Vancouver Council Eases Rules for Olympic Rentals, Calls on Province to Prohibit Evictions

By Matthew Burrows
Georgia Straight

Vancouver city council today (April 9) relaxed a bylaw to make it easier for landlords and homeowners to rent dwellings during the 2010 Olympics.

In the city services and budgets committee meeting, councillors also called on the province government to amend the Residential Tenancy Act to prohibit evictions between June 1, 2009 and March 31, 2010, other than by tenant default.

Council is also requesting the province open “fully staffed” Residential Tenancy Branch in Vancouver for 12 months—including before and after the Games.

Ministry staff didn’t make B.C. housing and social development minister Rich Coleman available for an interview.

“When’s he gonna give? I don’t know,” Coun. Geoff Meggs told the Straight of Coleman. “He’s a very strong-willed man.”

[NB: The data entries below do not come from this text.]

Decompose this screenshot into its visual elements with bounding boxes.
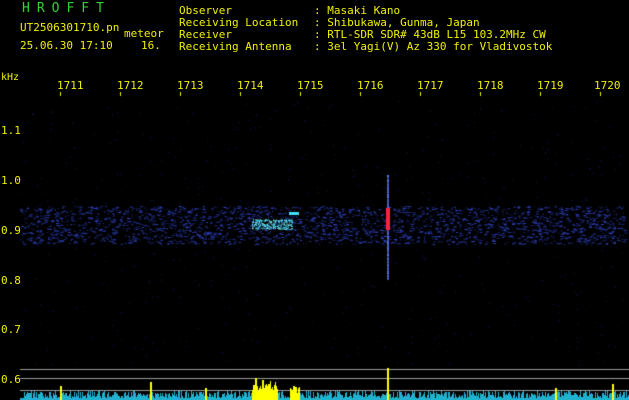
antenna-value: : 3el Yagi(V) Az 330 for Vladivostok: [314, 40, 553, 53]
x-tick-label: 1712: [117, 79, 144, 92]
x-tick-label: 1720: [594, 79, 621, 92]
x-tick-label: 1719: [537, 79, 564, 92]
y-tick-label: 0.6: [1, 373, 21, 386]
x-tick-label: 1714: [237, 79, 264, 92]
observer-value: : Masaki Kano: [314, 4, 401, 17]
x-tick-label: 1718: [477, 79, 504, 92]
y-tick-label: 0.8: [1, 274, 21, 287]
spectrogram-canvas: [0, 0, 629, 400]
y-tick-label: 1.0: [1, 174, 21, 187]
x-tick-label: 1717: [417, 79, 444, 92]
location-label: Receiving Location: [179, 16, 299, 29]
receiver-label: Receiver: [179, 28, 232, 41]
x-tick-label: 1716: [357, 79, 384, 92]
x-tick-label: 1711: [57, 79, 84, 92]
y-tick-label: 0.7: [1, 323, 21, 336]
filename: UT2506301710.pn: [20, 21, 120, 34]
app-title: HROFFT: [22, 1, 111, 16]
y-tick-label: 1.1: [1, 124, 21, 137]
receiver-value: : RTL-SDR SDR# 43dB L15 103.2MHz CW: [314, 28, 546, 41]
filename-suffix: meteor: [124, 27, 164, 40]
antenna-label: Receiving Antenna: [179, 40, 292, 53]
axis-unit-label: kHz: [1, 72, 20, 83]
sequence-number: 16.: [141, 39, 161, 52]
x-tick-label: 1713: [177, 79, 204, 92]
location-value: : Shibukawa, Gunma, Japan: [314, 16, 480, 29]
datetime: 25.06.30 17:10: [20, 39, 113, 52]
x-tick-label: 1715: [297, 79, 324, 92]
observer-label: Observer: [179, 4, 232, 17]
y-tick-label: 0.9: [1, 224, 21, 237]
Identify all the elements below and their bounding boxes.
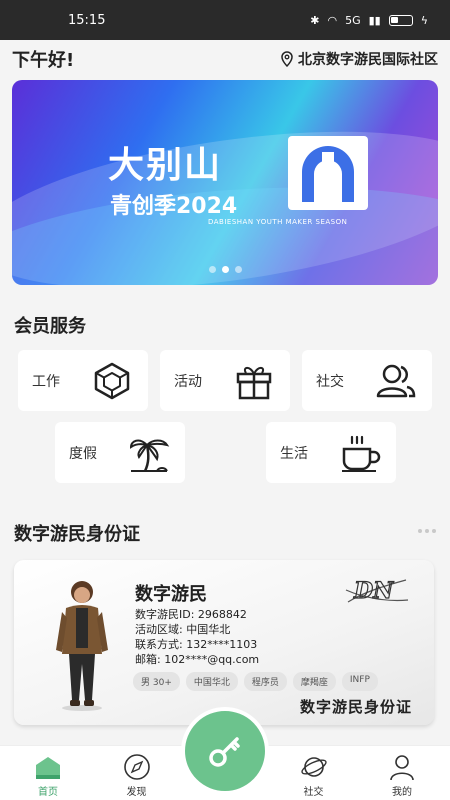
- identity-name: 数字游民: [135, 584, 207, 605]
- service-label: 生活: [280, 445, 308, 462]
- service-social[interactable]: 社交: [302, 350, 432, 411]
- people-icon: [376, 364, 416, 397]
- banner-dot-active[interactable]: [221, 266, 229, 273]
- identity-id: 数字游民ID: 2968842: [135, 608, 247, 621]
- identity-phone: 联系方式: 132****1103: [135, 638, 258, 651]
- signal-icon: ▮▮: [368, 13, 381, 27]
- location-selector[interactable]: 北京数字游民国际社区: [280, 49, 438, 69]
- key-button[interactable]: [181, 707, 269, 795]
- promo-banner[interactable]: 大别山 青创季2024 DABIESHAN YOUTH MAKER SEASON: [12, 80, 438, 285]
- battery-icon: [388, 14, 413, 26]
- location-pin-icon: [281, 51, 293, 67]
- palm-tree-icon: [129, 439, 170, 472]
- service-label: 活动: [174, 373, 202, 390]
- banner-dot[interactable]: [234, 266, 242, 273]
- service-label: 社交: [316, 373, 344, 390]
- member-services-title: 会员服务: [14, 316, 86, 337]
- identity-tag: 程序员: [243, 672, 287, 691]
- greeting: 下午好!: [12, 50, 75, 71]
- wifi-icon: ◠: [327, 13, 338, 27]
- user-icon: [390, 755, 414, 781]
- compass-icon: [123, 754, 150, 780]
- identity-card-label: 数字游民身份证: [299, 698, 412, 716]
- gift-icon: [236, 366, 272, 399]
- service-life[interactable]: 生活: [266, 422, 396, 483]
- identity-tag: INFP: [341, 672, 378, 691]
- nav-label: 社交: [303, 787, 324, 798]
- service-vacation[interactable]: 度假: [55, 422, 185, 483]
- banner-dot[interactable]: [208, 266, 216, 273]
- banner-pagination: [12, 266, 438, 273]
- dn-logo-icon: DN: [345, 577, 409, 605]
- status-bar: 15:15 ✱ ◠ 5G ▮▮ ϟ: [0, 0, 450, 40]
- box-icon: [94, 362, 130, 399]
- identity-tag: 中国华北: [185, 672, 238, 691]
- identity-email: 邮箱: 102****@qq.com: [135, 653, 260, 666]
- banner-tagline: DABIESHAN YOUTH MAKER SEASON: [208, 218, 348, 226]
- status-icons: ✱ ◠ 5G ▮▮ ϟ: [310, 14, 428, 27]
- location-label: 北京数字游民国际社区: [298, 52, 438, 68]
- nav-label: 首页: [38, 787, 58, 798]
- nav-profile[interactable]: 我的: [372, 746, 432, 800]
- identity-details: 数字游民ID: 2968842 活动区域: 中国华北 联系方式: 132****…: [135, 607, 259, 667]
- more-options-icon[interactable]: [418, 529, 436, 533]
- banner-subtitle: 青创季2024: [110, 194, 238, 219]
- nav-discover[interactable]: 发现: [107, 746, 167, 800]
- identity-section-title: 数字游民身份证: [14, 524, 140, 545]
- mountain-logo-icon: [288, 136, 368, 210]
- identity-tag: 摩羯座: [292, 672, 336, 691]
- key-icon: [209, 737, 240, 767]
- service-label: 工作: [32, 373, 60, 390]
- nav-label: 发现: [126, 787, 147, 798]
- network-label: 5G: [345, 13, 361, 27]
- nav-home[interactable]: 首页: [18, 746, 78, 800]
- home-icon: [36, 757, 60, 779]
- charging-icon: ϟ: [420, 13, 428, 27]
- service-work[interactable]: 工作: [18, 350, 148, 411]
- bluetooth-icon: ✱: [310, 13, 320, 27]
- identity-card[interactable]: 数字游民 数字游民ID: 2968842 活动区域: 中国华北 联系方式: 13…: [14, 560, 434, 725]
- dn-logo-text: DN: [353, 578, 394, 604]
- identity-tag: 男 30+: [133, 672, 180, 691]
- service-label: 度假: [69, 445, 97, 462]
- service-activity[interactable]: 活动: [160, 350, 290, 411]
- status-time: 15:15: [68, 12, 106, 28]
- banner-title: 大别山: [108, 145, 223, 186]
- nav-social[interactable]: 社交: [284, 746, 344, 800]
- identity-region: 活动区域: 中国华北: [135, 623, 231, 636]
- planet-icon: [300, 757, 327, 777]
- identity-tags: 男 30+ 中国华北 程序员 摩羯座 INFP: [133, 672, 378, 691]
- header: 下午好! 北京数字游民国际社区: [0, 40, 450, 78]
- avatar: [56, 581, 108, 711]
- nav-label: 我的: [392, 787, 412, 798]
- coffee-cup-icon: [342, 435, 381, 472]
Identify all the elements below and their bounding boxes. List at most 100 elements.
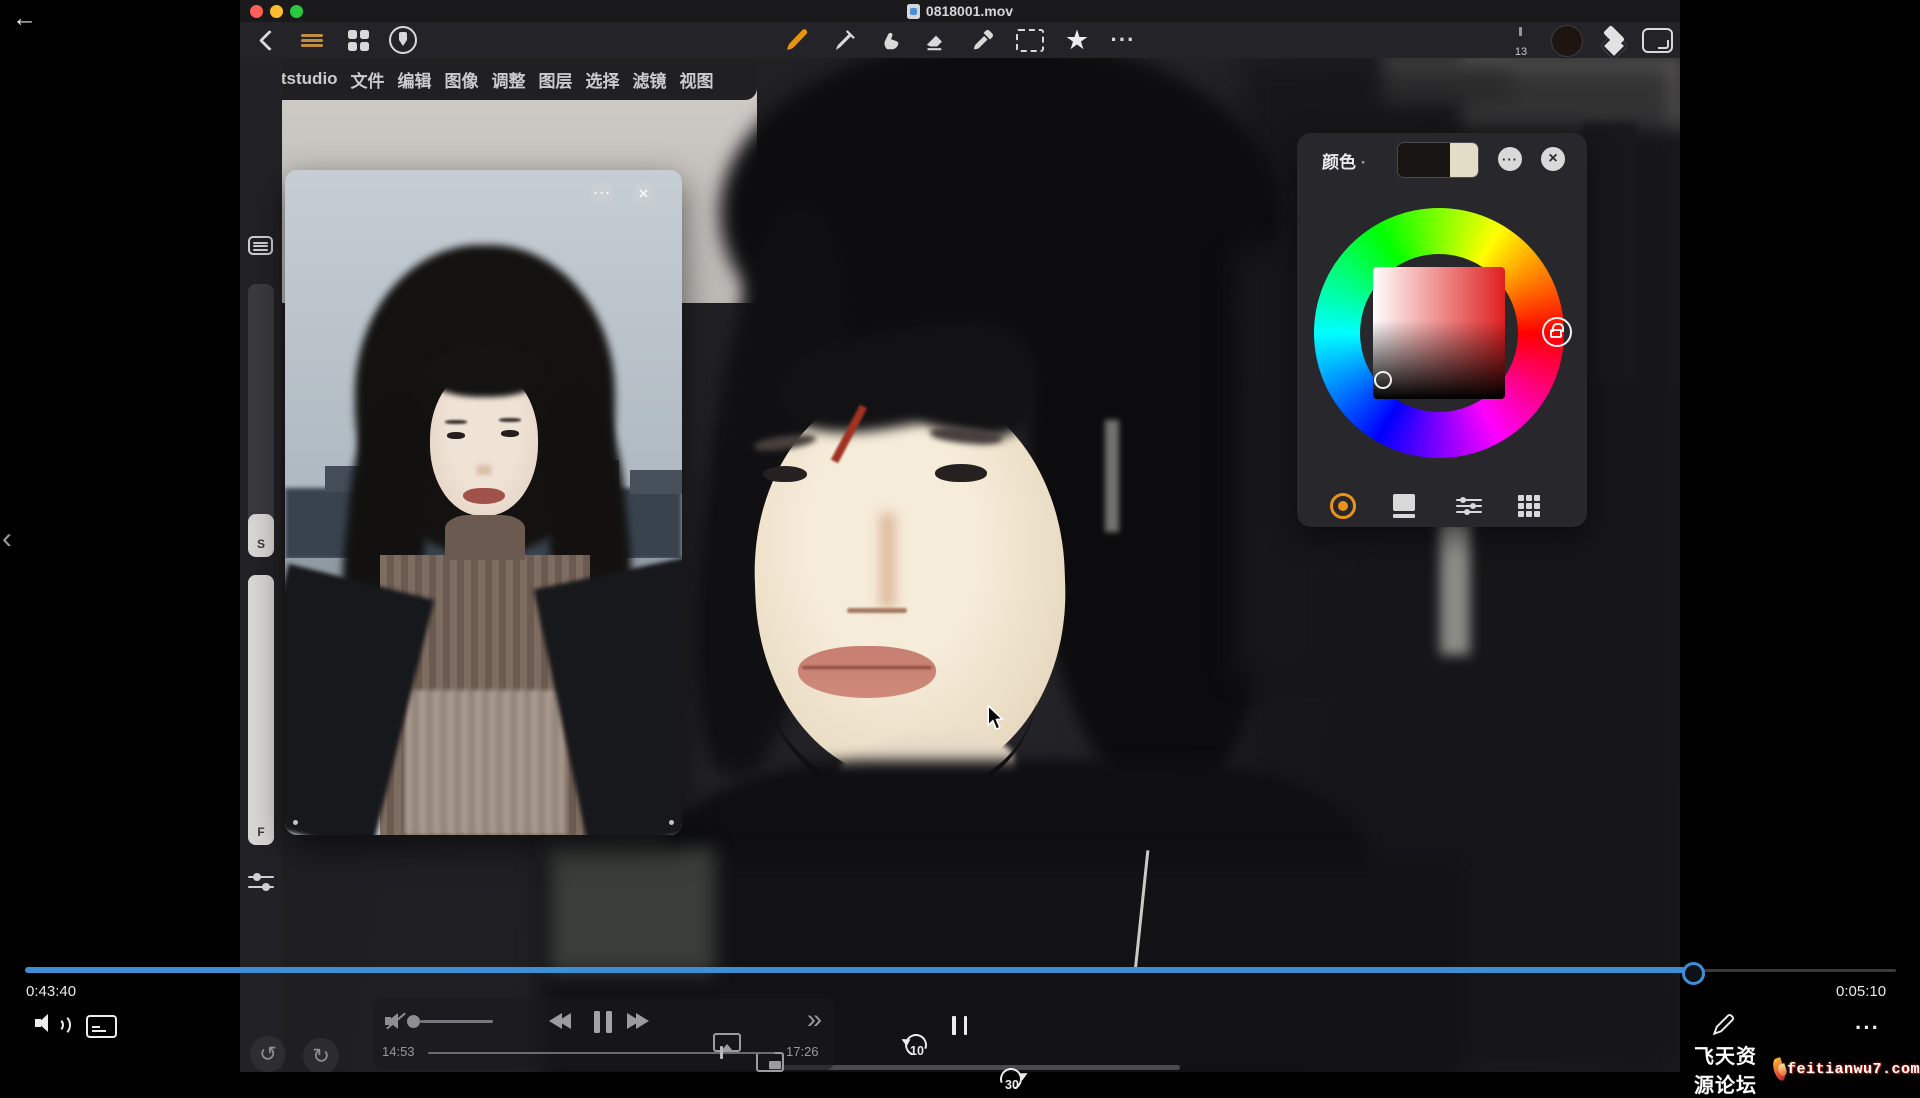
notes-button[interactable]	[1710, 1012, 1736, 1043]
back-chevron-button[interactable]	[256, 22, 282, 58]
airplay-icon[interactable]	[713, 1033, 741, 1052]
wet-paint-tool-button[interactable]	[827, 22, 861, 58]
close-icon: ×	[1548, 150, 1557, 168]
palette-mode-button[interactable]	[1509, 489, 1549, 523]
side-panel-chevron[interactable]: ‹	[2, 522, 12, 556]
saturation-value-handle[interactable]	[1374, 371, 1392, 389]
more-chevrons-icon[interactable]: »	[807, 1004, 822, 1035]
box-mode-button[interactable]	[1384, 489, 1424, 523]
volume-button[interactable]	[35, 1012, 59, 1034]
fullscreen-canvas-button[interactable]	[1640, 22, 1674, 58]
layers-panel-icon[interactable]	[248, 236, 273, 255]
current-time: 0:43:40	[26, 983, 76, 1000]
close-traffic-light[interactable]	[250, 5, 263, 18]
titlebar-content: 0818001.mov	[240, 0, 1680, 22]
menu-button[interactable]	[298, 22, 326, 58]
color-panel-more-button[interactable]: ···	[1498, 147, 1522, 171]
fast-forward-button[interactable]	[627, 1013, 649, 1029]
menu-edit[interactable]: 编辑	[398, 67, 432, 92]
flow-slider-thumb[interactable]: F	[248, 575, 274, 845]
flow-slider[interactable]: F	[248, 575, 274, 845]
quicktime-control-bar: » 14:53 17:26	[373, 998, 835, 1070]
redo-button[interactable]: ↻	[303, 1038, 339, 1072]
undo-button[interactable]: ↺	[250, 1036, 286, 1072]
mini-pause-button[interactable]	[591, 1011, 615, 1038]
menu-select[interactable]: 选择	[586, 67, 620, 92]
current-color-well[interactable]	[1551, 25, 1583, 57]
eraser-tool-button[interactable]	[919, 22, 953, 58]
layers-icon	[1600, 27, 1628, 53]
speaker-icon	[35, 1012, 59, 1034]
expand-icon	[1642, 28, 1673, 53]
resize-handle[interactable]	[293, 820, 298, 825]
player-more-button[interactable]: ···	[1855, 1017, 1880, 1039]
menu-layer[interactable]: 图层	[539, 67, 573, 92]
size-slider-thumb[interactable]: S	[248, 514, 274, 557]
toolbar-more-button[interactable]: ···	[1106, 22, 1140, 58]
reference-close-button[interactable]: ×	[632, 182, 655, 205]
menu-filter[interactable]: 滤镜	[633, 67, 667, 92]
watermark-site-url: feitianwu7.com	[1787, 1061, 1920, 1078]
more-icon: ···	[594, 185, 612, 202]
layers-button[interactable]	[1598, 22, 1630, 58]
photo-lips	[463, 488, 505, 504]
stylus-icon	[389, 26, 417, 54]
minimize-traffic-light[interactable]	[270, 5, 283, 18]
skip-forward-30-button[interactable]: 30	[995, 1065, 1029, 1098]
menu-image[interactable]: 图像	[445, 67, 479, 92]
picture-in-picture-icon[interactable]	[756, 1052, 784, 1072]
primary-color-swatch[interactable]	[1398, 143, 1450, 177]
slider-icon	[248, 886, 274, 888]
player-pause-button[interactable]	[948, 1016, 971, 1040]
menu-adjust[interactable]: 调整	[492, 67, 526, 92]
mini-playhead[interactable]	[720, 1046, 723, 1059]
favorites-button[interactable]: ★	[1058, 22, 1096, 58]
brush-settings-button[interactable]	[248, 868, 274, 896]
saturation-value-square[interactable]	[1373, 267, 1505, 399]
size-slider[interactable]: S	[248, 284, 274, 557]
mini-elapsed-time: 14:53	[382, 1044, 415, 1059]
secondary-color-swatch[interactable]	[1450, 143, 1478, 177]
resize-handle[interactable]	[669, 820, 674, 825]
watermark-site-name: 飞天资源论坛	[1694, 1040, 1771, 1098]
color-panel-close-button[interactable]: ×	[1541, 147, 1565, 171]
smudge-tool-button[interactable]	[874, 22, 908, 58]
color-panel-title: 颜色 ·	[1322, 148, 1366, 173]
reference-more-button[interactable]: ···	[591, 182, 614, 205]
select-tool-button[interactable]	[1013, 22, 1047, 58]
volume-slider-thumb[interactable]	[407, 1015, 420, 1028]
color-swatch-pair[interactable]	[1397, 142, 1479, 178]
sliders-mode-button[interactable]	[1449, 489, 1489, 523]
seek-bar-handle[interactable]	[1682, 962, 1705, 985]
paint-tool-button[interactable]	[780, 22, 814, 58]
skip-back-10-button[interactable]: 10	[900, 1031, 934, 1065]
title-dot: ·	[1361, 153, 1367, 172]
player-back-button[interactable]: ←	[12, 4, 37, 33]
size-slider-label: S	[257, 537, 265, 551]
sliders-icon	[1456, 495, 1482, 517]
muted-speaker-icon[interactable]	[385, 1011, 407, 1031]
subtitle-button[interactable]	[86, 1015, 117, 1038]
hamburger-icon	[301, 32, 323, 49]
pause-icon	[594, 1011, 600, 1033]
menu-file[interactable]: 文件	[351, 67, 385, 92]
paintbrush-icon	[783, 26, 811, 54]
reference-image-window[interactable]: ··· ×	[285, 170, 682, 835]
chevron-left-icon	[258, 29, 279, 50]
mouse-cursor	[984, 705, 1008, 736]
rewind-button[interactable]	[549, 1013, 571, 1029]
pencil-icon	[1710, 1012, 1736, 1038]
hue-handle-lock[interactable]	[1542, 317, 1572, 347]
menu-view[interactable]: 视图	[680, 67, 714, 92]
slider-icon	[248, 876, 274, 878]
eyedropper-icon	[970, 27, 996, 53]
undo-icon: ↺	[259, 1042, 277, 1066]
stylus-settings-button[interactable]	[388, 22, 418, 58]
mini-duration: 17:26	[786, 1044, 819, 1059]
volume-slider-track[interactable]	[420, 1020, 493, 1023]
brush-size-tick	[1519, 27, 1522, 36]
wheel-mode-button[interactable]	[1323, 489, 1363, 523]
eyedropper-tool-button[interactable]	[966, 22, 1000, 58]
gallery-button[interactable]	[344, 22, 372, 58]
zoom-traffic-light[interactable]	[290, 5, 303, 18]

Meggs amended several staff recommendations. One of his amendments will see Olympic landlords charged $106, the same as the city’s business-licence fee, rather than the recommended $150.

Am Johal, from Impact on Communities Coalition, lambasted the council after the meeting—as well as before—and also hit out at the provincial government for not adding sufficient “teeth” to existing legislation to prevent displacement of low-income renters as 2010 nears.

Meggs reiterated that a lot of the responsibility lies with the province.

“Council has passed a number of motions calling on the provincial government to act under the Residential Tenancy Act, which is about all we can do,” Meggs said. “We’ve had private discussions with staff to see if there’s other legal tools we could use in the case of problems like the Seafield Apartments and the ‘renovictions’, and we’ve not been able to find any. So we don’t want to create any illusions on that score, but we are pressing as hard as we can and doing what we can within our own mandate to protect people. We just don’t have enough tools.”

Are the Olympics bad news for Vancouver?

“No,” Meggs said. “I think the overall majority of Vancouverites actually believe that the Games will be good for the city in the long term. There are going to be lots of frustrations in the long haul. Traffic jams and so on.”

Added Meggs: “In my view, there’s a general crisis in rentals, and the Olympics, we hope, will not compound it. We’re doing everything we can to make sure that the Olympics don’t make it worse. The problem was there before the Olympics came along, and we’re acting to try to increase the supply of rental housing. We’ve asked the province to act. We’ve done everything we can ourselves.”